Wildebeest - 7 months ago 33

R Question

I'm a newby in the R world.

I have a dataframe with 4 columns: location (with several factor levels each containing several rows), condition1, condition2, condition3 (those 3 columns have integer values).

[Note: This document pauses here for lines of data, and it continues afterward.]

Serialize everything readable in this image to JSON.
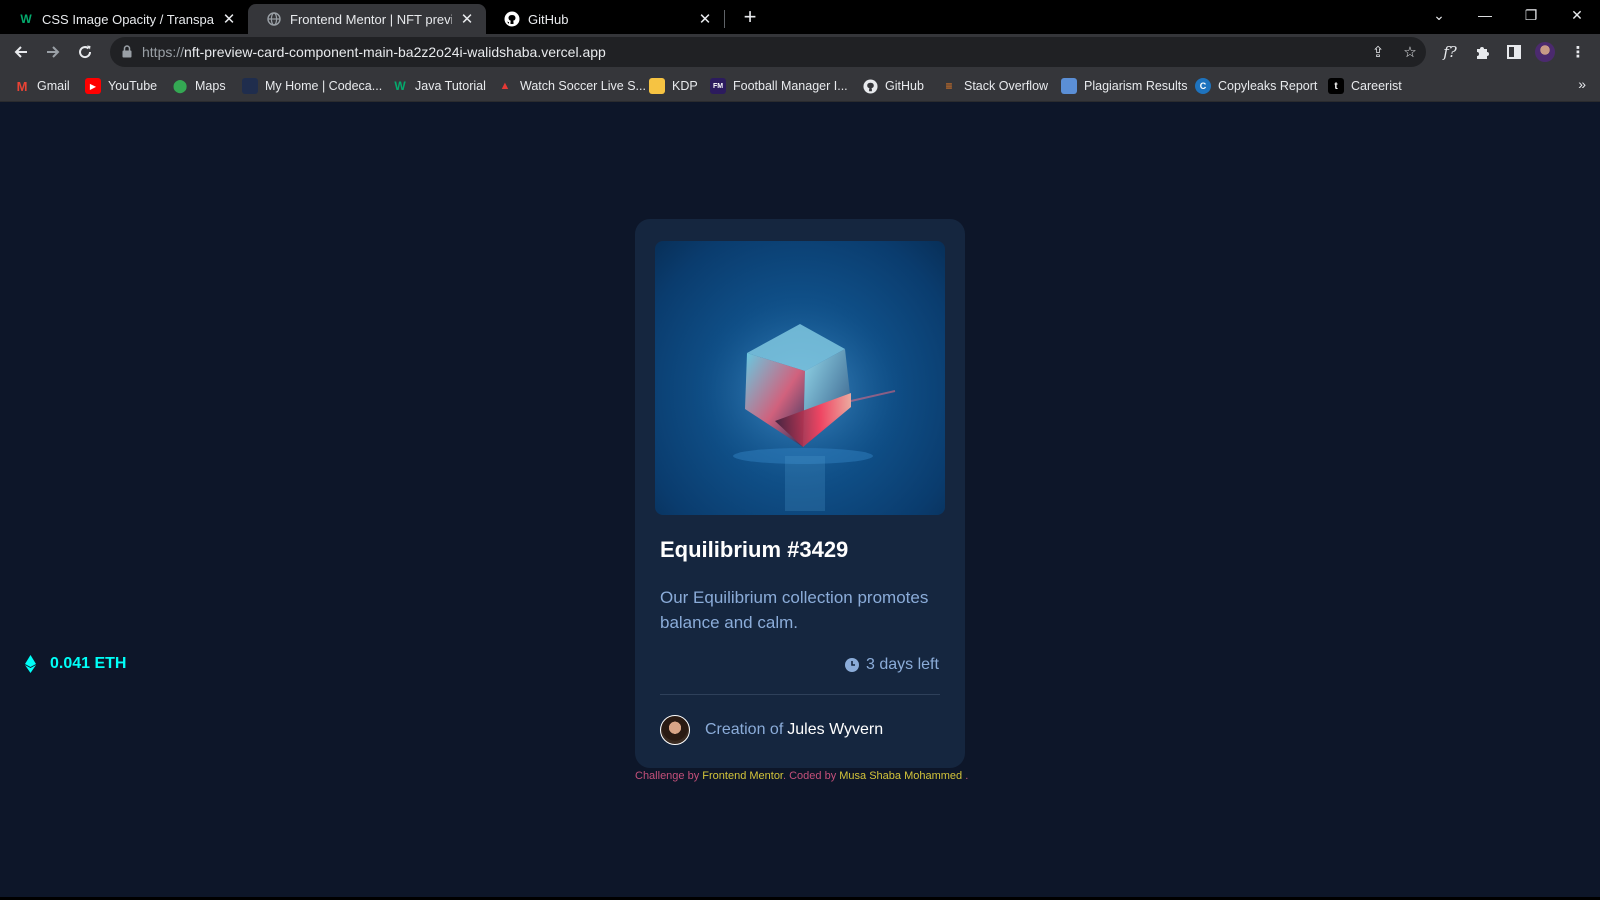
{
  "browser": {
    "tabs": [
      {
        "title": "CSS Image Opacity / Transparency",
        "favicon": "w3schools-icon",
        "active": false
      },
      {
        "title": "Frontend Mentor | NFT preview card",
        "favicon": "globe-icon",
        "active": true
      },
      {
        "title": "GitHub",
        "favicon": "github-icon",
        "active": false
      }
    ],
    "url_scheme": "https://",
    "url_host": "nft-preview-card-component-main-ba2z2o24i-walidshaba.vercel.app",
    "bookmarks": [
      {
        "label": "Gmail",
        "icon": "gmail-icon"
      },
      {
        "label": "YouTube",
        "icon": "youtube-icon"
      },
      {
        "label": "Maps",
        "icon": "maps-icon"
      },
      {
        "label": "My Home | Codeca...",
        "icon": "codecademy-icon"
      },
      {
        "label": "Java Tutorial",
        "icon": "w3schools-icon"
      },
      {
        "label": "Watch Soccer Live S...",
        "icon": "soccer-icon"
      },
      {
        "label": "KDP",
        "icon": "folder-icon"
      },
      {
        "label": "Football Manager I...",
        "icon": "fm-icon"
      },
      {
        "label": "GitHub",
        "icon": "github-icon"
      },
      {
        "label": "Stack Overflow",
        "icon": "stackoverflow-icon"
      },
      {
        "label": "Plagiarism Results",
        "icon": "plagiarism-icon"
      },
      {
        "label": "Copyleaks Report",
        "icon": "copyleaks-icon"
      },
      {
        "label": "Careerist",
        "icon": "careerist-icon"
      }
    ],
    "more_bookmarks": "»"
  },
  "card": {
    "title": "Equilibrium #3429",
    "description": "Our Equilibrium collection promotes balance and calm.",
    "price": "0.041 ETH",
    "time_left": "3 days left",
    "creator_prefix": "Creation of",
    "creator_name": "Jules Wyvern"
  },
  "attribution": {
    "challenge_prefix": "Challenge by",
    "challenge_link": "Frontend Mentor",
    "coded_prefix": ". Coded by",
    "coder_link": "Musa Shaba Mohammed",
    "suffix": "."
  },
  "colors": {
    "page_bg": "#0d1629",
    "card_bg": "#15263f",
    "accent_cyan": "#00fff8",
    "soft_blue": "#8bacd9",
    "attribution_pink": "#c4507a",
    "attribution_link": "#d3c43a"
  }
}
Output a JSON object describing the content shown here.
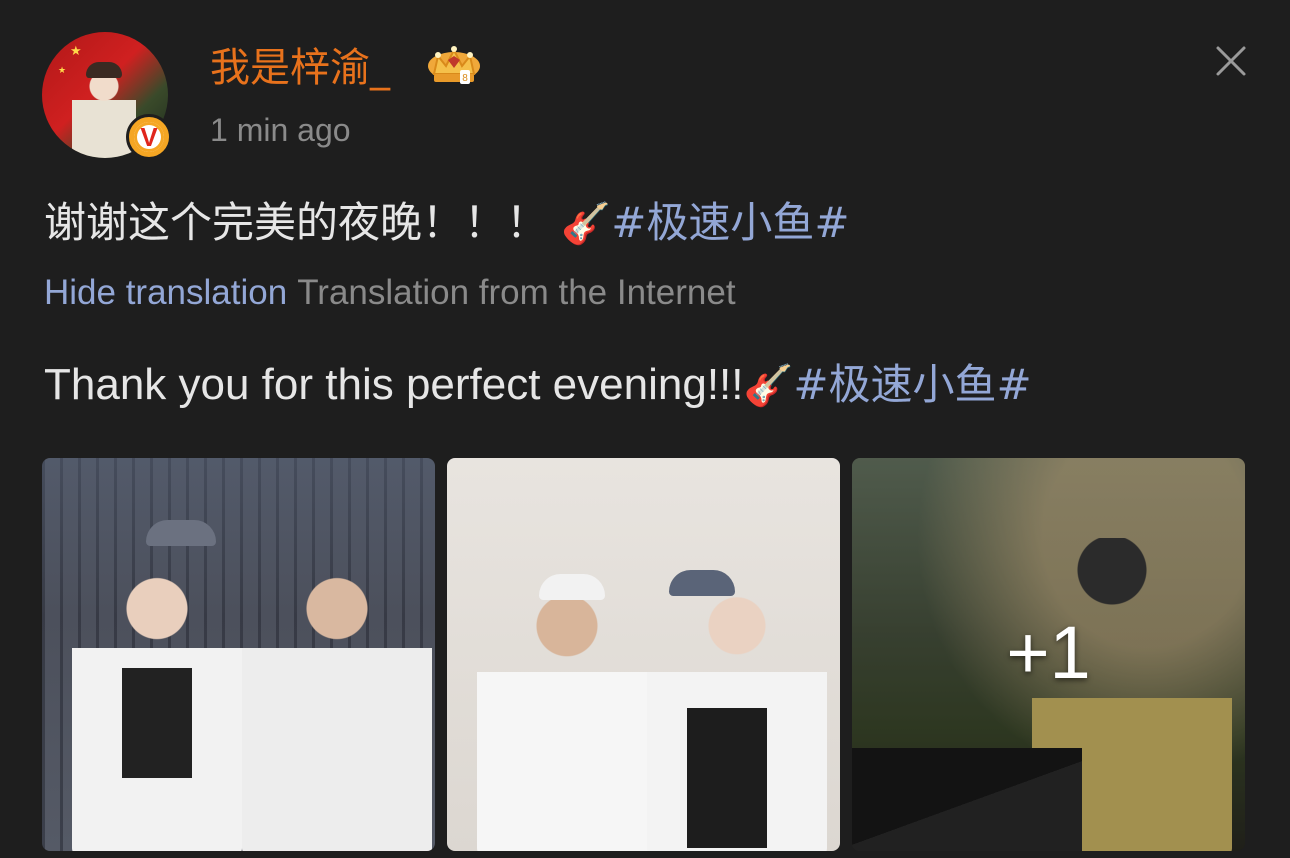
{
  "header": {
    "username": "我是梓渝_",
    "timestamp": "1 min ago",
    "badge_text": "V"
  },
  "post": {
    "original_text": "谢谢这个完美的夜晚！！！",
    "emoji": "🎸",
    "hashtag": "#极速小鱼#",
    "hide_translation_label": "Hide translation",
    "translation_source": "Translation from the Internet",
    "translated_text": "Thank you for this perfect evening!!!"
  },
  "photos": {
    "more_count": "+1"
  },
  "icons": {
    "crown": "crown-badge-icon",
    "close": "close-icon",
    "verified": "verified-v-icon"
  },
  "colors": {
    "background": "#1e1e1e",
    "username": "#e8721c",
    "link": "#93a7d6",
    "muted": "#8a8a8a",
    "text": "#e6e6e6",
    "badge": "#f5a623"
  }
}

I want to delete the location factors whose sum of the three condition columns is 0.

I don't want to delete each row that the sum of the three columns is 0 (that is simple and I have already done) because I want to keep the rows whit the sums=0 if it is not the fact that in each row of the location group is 0 the result.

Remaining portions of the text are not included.